Telecom New Zealand Chief Executive Theresa Gattung today announced plans to acquire 100% of the shares in Australian listed entity, PowerTel Limited.
The plan has been unanimously endorsed by the PowerTel directors and the proposal involves Telecom paying A$2.30* per share in cash by way of a scheme of arrangement.
Telecom has also entered into an option agreement to acquire 10% of PowerTel’s shares on issue from TVG (PowerTel’s major shareholder). The option may be exercised at a strike price of A$2.30* per share, and is subject to certain conditions.
“This acquisition brings two strongly complementary businesses together and is a step towards the consolidation of the Australian telecommunications industry,” said Marko Bogoievski, Telecom Chief Financial Officer.
“It provides significant benefits to Telecom by enabling AAPT to leverage its investment in service capability and it gives us the scope over time to bring more of our customers onto the combined access network rather than servicing them through wholesale arrangements.
“This is a very positive step for the development of our Australian business,” Mr Bogoievski said.
The A$2.30* offer price represents a 31.2% premium to the volume weighted average price over the last three months and a 18.7% premium to PowerTel's volume weighted average share price over the last 30 days.
The offer represents full value for PowerTel and reflects the underlying improvement in PowerTel's earnings performance and the operating and strategic benefits available from bringing the two companies together.

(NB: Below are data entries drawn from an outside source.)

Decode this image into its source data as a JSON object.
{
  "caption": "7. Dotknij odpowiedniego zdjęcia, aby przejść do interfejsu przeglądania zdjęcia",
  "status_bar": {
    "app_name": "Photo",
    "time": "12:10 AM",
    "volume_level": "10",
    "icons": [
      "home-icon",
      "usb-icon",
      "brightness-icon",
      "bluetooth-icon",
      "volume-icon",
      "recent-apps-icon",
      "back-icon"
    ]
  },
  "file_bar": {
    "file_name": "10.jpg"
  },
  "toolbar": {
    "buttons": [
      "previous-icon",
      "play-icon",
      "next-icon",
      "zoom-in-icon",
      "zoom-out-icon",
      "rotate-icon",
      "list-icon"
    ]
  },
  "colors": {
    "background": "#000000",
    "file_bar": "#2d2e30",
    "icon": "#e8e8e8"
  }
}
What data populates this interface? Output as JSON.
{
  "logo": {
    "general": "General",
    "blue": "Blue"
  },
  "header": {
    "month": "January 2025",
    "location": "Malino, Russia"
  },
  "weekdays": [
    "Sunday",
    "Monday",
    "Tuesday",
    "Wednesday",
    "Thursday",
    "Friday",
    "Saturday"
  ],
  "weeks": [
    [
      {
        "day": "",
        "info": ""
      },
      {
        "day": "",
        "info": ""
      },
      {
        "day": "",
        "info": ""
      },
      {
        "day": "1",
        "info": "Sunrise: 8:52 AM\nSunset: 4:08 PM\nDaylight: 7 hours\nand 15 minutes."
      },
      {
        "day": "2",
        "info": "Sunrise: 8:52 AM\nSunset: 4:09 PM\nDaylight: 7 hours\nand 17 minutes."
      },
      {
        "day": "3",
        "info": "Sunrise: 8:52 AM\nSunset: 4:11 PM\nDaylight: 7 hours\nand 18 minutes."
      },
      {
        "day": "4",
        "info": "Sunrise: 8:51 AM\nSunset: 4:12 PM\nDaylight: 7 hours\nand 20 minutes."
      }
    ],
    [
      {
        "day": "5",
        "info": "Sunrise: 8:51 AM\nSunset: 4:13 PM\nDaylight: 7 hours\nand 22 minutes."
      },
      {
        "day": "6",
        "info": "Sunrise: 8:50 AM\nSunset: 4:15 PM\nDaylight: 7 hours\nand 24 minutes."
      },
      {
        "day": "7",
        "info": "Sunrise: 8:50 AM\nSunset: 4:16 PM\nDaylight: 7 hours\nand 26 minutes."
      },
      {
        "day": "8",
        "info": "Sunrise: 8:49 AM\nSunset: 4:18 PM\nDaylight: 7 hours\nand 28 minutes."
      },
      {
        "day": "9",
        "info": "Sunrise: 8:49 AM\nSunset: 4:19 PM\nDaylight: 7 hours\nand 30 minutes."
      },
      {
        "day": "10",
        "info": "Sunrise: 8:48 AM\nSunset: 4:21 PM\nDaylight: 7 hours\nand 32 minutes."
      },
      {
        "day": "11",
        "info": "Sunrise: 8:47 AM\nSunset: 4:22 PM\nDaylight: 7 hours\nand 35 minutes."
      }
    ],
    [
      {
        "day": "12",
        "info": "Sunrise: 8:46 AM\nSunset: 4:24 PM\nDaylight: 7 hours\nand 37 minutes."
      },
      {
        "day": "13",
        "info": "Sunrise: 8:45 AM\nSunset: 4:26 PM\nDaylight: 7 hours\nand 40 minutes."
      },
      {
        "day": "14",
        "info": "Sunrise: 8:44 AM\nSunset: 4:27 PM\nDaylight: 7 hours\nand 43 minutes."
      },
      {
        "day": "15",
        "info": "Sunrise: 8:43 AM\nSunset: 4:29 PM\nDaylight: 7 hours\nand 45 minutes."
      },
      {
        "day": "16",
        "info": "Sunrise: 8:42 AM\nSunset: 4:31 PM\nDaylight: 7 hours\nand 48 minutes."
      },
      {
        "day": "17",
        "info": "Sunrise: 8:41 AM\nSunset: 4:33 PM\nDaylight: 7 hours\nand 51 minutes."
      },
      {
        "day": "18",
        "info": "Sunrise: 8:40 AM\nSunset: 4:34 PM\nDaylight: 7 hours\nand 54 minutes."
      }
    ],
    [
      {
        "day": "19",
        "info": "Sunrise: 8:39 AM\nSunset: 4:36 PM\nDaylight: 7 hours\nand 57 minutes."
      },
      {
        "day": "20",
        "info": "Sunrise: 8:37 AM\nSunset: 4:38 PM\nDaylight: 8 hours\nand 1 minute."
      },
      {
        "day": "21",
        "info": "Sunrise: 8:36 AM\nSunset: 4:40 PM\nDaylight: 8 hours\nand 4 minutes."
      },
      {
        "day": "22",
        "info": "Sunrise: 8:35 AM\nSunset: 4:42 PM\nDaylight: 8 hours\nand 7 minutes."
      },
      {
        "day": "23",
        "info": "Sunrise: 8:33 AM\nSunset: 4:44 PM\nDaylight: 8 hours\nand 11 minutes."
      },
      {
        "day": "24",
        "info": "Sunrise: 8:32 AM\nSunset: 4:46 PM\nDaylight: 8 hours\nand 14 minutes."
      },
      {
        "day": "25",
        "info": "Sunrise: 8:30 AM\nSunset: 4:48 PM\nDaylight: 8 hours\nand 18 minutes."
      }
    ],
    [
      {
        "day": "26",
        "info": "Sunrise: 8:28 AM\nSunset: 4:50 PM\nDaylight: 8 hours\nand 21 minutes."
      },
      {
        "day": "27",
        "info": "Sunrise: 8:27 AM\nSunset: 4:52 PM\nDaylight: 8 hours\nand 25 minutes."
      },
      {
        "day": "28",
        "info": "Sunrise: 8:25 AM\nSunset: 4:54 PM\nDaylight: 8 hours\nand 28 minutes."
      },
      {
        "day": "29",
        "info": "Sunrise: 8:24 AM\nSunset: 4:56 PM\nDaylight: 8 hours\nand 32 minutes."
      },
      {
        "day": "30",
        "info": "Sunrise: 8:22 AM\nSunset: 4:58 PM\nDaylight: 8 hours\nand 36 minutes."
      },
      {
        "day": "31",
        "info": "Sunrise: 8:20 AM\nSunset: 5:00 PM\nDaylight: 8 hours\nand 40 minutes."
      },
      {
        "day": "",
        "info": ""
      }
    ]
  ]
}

The transaction values PowerTel at approximately A$357 million including net debt. After adjusting for the company's shareholdings in Macquarie Telecom and iiNet Limited the acquisition price reflects an enterprise value to EBITDA multiple of 7.9x based on A$42m for December 2007 year end.
Telecom anticipates that the acquisition of PowerTel will provide significant value to Telecom shareholders, with the acquisition expected to be EPS-positive within 12 to 18 months.
The acquisition will be funded by a combination of cash and Telecom's existing debt facilities.
The transaction is subject to certain conditions, these include approvals from the Court, PowerTel’s shareholders and regulatory bodies such as FIRB and ASIC as well as material adverse change and other customary deal provisions. A summary of the key terms and conditions of the Merger Implementation Agreement is attached.
It is expected that the scheme documents will be sent to PowerTel shareholders by late March and that PowerTel shareholders will have the opportunity to vote on the scheme in late April.
If the scheme is approved by PowerTel shareholders and the Court, all shares in PowerTel will be acquired by Telecom and PowerTel will be de-listed.
Citigroup advised Telecom in relation to the transaction.
Do you know who or what does Powertel do? Neither did I, but a quick Google search tells us it's a company with lots of marketing speak in their site:
You’ll see that everything we do is centred on making it simpler for business to communicate with their customers and each other. That’s why we focus solely on business telecommunications. It’s what makes us unique. And it’s how we help our customers streamline their business.
Our suite of solutions has been further enlarged by our acquisition of Request Broadband. Although larger we’re still driven by building clarity and simplicity into innovation. We offer the full range of data, voice and internet solutions for small and medium businesses, corporates, carriers and service providers.
Owning our communications infrastructure gives us control over our destiny and means that our services are of the highest quality, reliability and value. Our extensive business-focussed network comprises both optical fibre and DSL technologies.